| > I previously reported that HTTrack insisted on
> downloading and treating binary files as HTML.
> [..]
> But I ended up trying GetLeft (on sourceforge) and I
> can definetly say it *IS* able to download the web
> site correctly. Including all those files that
> HTTrack screwed up.
All Offline Browsers are different, and are better in
downloading certain types of sites. Type checking is
essential with HTTrack, as the parser always renames
files according to the remote MIME type. If the server
is BOGUS, and send a bogus response to HEAD requests,
it will not work, and HTTrack will rename files like
binary into html files. Note that you can bypass type
checking using the MIME TYPE option (forcing asp files
to be html, for example, or dll to be dll files
('dll' -> 'application/octet-stream')).
Anyway, trying several offline browsers is a good
idea - for example HTTrack is not yet able to pase
Flash sites (yuk), and will certainly never be able
to. But the internal httrack parser is able to detect
links that most offline browsers can't detect (simple
javascript links, or HTML generated on-the-fly).

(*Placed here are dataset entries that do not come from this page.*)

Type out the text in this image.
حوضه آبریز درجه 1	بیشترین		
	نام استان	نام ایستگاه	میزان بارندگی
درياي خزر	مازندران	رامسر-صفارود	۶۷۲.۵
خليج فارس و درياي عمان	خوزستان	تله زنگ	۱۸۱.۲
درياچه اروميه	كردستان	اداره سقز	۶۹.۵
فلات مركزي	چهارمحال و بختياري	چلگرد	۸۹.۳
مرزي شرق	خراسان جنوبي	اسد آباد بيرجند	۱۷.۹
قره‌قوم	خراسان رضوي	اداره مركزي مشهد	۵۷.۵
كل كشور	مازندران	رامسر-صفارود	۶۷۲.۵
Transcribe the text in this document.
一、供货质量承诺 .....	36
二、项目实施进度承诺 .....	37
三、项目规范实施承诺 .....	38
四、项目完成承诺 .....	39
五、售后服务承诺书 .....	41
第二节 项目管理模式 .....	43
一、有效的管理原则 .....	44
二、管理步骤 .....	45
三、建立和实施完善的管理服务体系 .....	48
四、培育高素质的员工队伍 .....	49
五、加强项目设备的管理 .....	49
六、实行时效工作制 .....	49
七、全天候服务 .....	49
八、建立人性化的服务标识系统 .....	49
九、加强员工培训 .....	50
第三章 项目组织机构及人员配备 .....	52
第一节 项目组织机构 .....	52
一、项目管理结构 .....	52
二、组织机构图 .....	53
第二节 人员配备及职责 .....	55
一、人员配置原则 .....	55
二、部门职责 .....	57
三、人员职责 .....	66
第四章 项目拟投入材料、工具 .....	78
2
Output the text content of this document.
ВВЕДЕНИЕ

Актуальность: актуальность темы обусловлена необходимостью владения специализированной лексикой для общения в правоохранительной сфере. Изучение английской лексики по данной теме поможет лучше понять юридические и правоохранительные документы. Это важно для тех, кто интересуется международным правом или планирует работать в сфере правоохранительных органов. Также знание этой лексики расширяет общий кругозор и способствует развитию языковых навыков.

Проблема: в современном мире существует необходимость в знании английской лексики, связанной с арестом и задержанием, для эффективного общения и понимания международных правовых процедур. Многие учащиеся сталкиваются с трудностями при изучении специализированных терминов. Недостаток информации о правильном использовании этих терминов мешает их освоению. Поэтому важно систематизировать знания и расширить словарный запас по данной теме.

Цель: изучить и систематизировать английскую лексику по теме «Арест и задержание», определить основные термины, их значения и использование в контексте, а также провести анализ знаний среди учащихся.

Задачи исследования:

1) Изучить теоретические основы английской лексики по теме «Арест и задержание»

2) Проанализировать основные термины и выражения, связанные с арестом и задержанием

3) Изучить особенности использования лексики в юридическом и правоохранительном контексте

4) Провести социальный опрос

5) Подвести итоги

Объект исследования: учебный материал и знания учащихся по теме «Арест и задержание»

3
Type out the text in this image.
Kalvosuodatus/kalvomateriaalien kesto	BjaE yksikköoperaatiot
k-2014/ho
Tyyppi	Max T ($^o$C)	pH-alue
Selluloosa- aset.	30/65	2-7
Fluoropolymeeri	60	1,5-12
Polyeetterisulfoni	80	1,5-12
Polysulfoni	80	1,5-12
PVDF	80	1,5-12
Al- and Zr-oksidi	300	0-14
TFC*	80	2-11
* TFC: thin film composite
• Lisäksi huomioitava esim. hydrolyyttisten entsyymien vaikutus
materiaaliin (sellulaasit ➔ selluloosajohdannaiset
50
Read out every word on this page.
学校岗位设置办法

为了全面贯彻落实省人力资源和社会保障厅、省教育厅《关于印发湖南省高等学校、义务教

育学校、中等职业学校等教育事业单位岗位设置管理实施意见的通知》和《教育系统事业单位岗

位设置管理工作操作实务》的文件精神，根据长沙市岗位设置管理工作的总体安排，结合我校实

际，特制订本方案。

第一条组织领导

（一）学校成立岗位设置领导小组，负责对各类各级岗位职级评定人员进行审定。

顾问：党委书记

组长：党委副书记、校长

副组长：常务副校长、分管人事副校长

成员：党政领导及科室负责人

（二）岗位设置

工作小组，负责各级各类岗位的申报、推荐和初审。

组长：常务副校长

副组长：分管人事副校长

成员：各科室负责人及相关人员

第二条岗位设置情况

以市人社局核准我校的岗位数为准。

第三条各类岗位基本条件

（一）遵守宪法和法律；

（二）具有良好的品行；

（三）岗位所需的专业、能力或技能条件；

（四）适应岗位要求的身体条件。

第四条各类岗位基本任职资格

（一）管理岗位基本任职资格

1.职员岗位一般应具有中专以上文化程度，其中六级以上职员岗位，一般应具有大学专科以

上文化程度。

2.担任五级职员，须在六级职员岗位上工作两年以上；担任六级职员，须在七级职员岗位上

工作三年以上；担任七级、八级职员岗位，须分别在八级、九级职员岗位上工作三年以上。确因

Options allow you to customize the mirror very
sharply, to make remote mirrors of websites. You can
also use the engine as a library, and transform it
into a linguistic analysis tool, and so on.. and the
internal parser is FAST (despite of performances loss
when testing links on some sites as you have noticed,
that's true), and spidering a regular website will
generally be really fast. But HTTrack can't (yet)
handle all cases, especially unknown file types.
| |